Rangel, the head of the chief tax-writing committee in the House, failed to report $75,000 in income to the IRS for his rental property in the Dominican Republic. His 3 bedroom beachfront villa sometimes rented for $1,100 a night during the peak busy season.
Rangel grew up poor. He was a lawyer for a brief time--where he made little money--before entering politics. Now he has a beachfront villa? Starting to smell a little fishy?
He also owns property in Sunny Isles, Florida worth up to $500,000 and has a checking account also with up to half a million dollars in it. He failed to report these assets initially.

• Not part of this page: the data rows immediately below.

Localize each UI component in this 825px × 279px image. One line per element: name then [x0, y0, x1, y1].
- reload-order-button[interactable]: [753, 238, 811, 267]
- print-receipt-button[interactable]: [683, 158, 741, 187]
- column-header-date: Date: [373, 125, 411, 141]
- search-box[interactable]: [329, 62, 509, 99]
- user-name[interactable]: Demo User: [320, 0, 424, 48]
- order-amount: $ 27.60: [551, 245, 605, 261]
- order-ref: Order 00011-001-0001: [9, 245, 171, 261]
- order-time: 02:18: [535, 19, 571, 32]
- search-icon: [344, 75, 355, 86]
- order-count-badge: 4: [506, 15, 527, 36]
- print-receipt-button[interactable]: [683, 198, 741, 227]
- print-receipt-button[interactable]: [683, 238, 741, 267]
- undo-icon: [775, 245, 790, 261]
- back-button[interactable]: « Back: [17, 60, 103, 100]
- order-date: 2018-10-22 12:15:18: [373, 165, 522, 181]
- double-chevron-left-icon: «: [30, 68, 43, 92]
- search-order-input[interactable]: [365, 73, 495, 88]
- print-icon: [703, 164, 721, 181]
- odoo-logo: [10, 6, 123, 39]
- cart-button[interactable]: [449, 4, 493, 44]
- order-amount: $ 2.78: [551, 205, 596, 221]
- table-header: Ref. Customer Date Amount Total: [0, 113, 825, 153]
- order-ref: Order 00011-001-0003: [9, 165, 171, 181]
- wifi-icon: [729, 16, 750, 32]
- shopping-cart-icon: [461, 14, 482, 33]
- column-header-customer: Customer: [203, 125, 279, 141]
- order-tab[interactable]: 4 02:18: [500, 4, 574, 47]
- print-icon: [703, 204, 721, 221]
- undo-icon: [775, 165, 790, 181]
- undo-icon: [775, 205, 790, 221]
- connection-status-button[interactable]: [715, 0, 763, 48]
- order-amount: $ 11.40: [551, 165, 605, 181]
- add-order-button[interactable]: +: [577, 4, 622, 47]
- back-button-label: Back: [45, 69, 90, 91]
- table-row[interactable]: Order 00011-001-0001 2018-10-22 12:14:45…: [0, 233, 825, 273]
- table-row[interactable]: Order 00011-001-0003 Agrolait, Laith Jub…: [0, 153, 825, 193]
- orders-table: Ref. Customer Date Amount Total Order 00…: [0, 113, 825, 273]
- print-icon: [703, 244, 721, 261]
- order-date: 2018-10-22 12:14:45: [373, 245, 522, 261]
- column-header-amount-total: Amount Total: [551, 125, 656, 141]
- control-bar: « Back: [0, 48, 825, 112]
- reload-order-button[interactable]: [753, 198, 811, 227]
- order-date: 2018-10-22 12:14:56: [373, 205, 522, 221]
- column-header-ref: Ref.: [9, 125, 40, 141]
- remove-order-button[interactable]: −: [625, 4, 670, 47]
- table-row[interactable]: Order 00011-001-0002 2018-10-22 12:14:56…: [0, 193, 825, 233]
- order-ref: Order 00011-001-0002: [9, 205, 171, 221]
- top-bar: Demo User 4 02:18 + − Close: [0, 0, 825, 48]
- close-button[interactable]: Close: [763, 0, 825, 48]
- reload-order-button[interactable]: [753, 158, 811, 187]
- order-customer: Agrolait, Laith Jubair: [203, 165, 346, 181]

He also failed to report details on the sale of his Washington, D.C. home. Despite his wealth, he failed to pay taxes on two New Jersey properties he owns.
Oh there's more! Rangel also accepted trips from organizations lobbying the Ways and Means committee, which he chaired. This humble public servant also found some way to spend $2 million on his lawyers.
The wealthy politician also benefited from four rent-controlled apartments--one of which he illegally used as a campaign office--in Harlem.
Even the progressive group Citizens for Responsibility and Ethics in Washington labeled Rangel one of the 15 most corrupt politicians in Washington, noting that he violated a dozen laws, more than any other name on the list.
The Democrats voted to give him only a slap on the wrist as his censure today.
What did this most corrupt of politicians do? He blamed the new wave of House Republicans for singling him out. After all, everyone makes these mistakes. He apologized only for putting people in a difficult position.
Defiant to the end. What an ugly display of arrogant Washington elitism.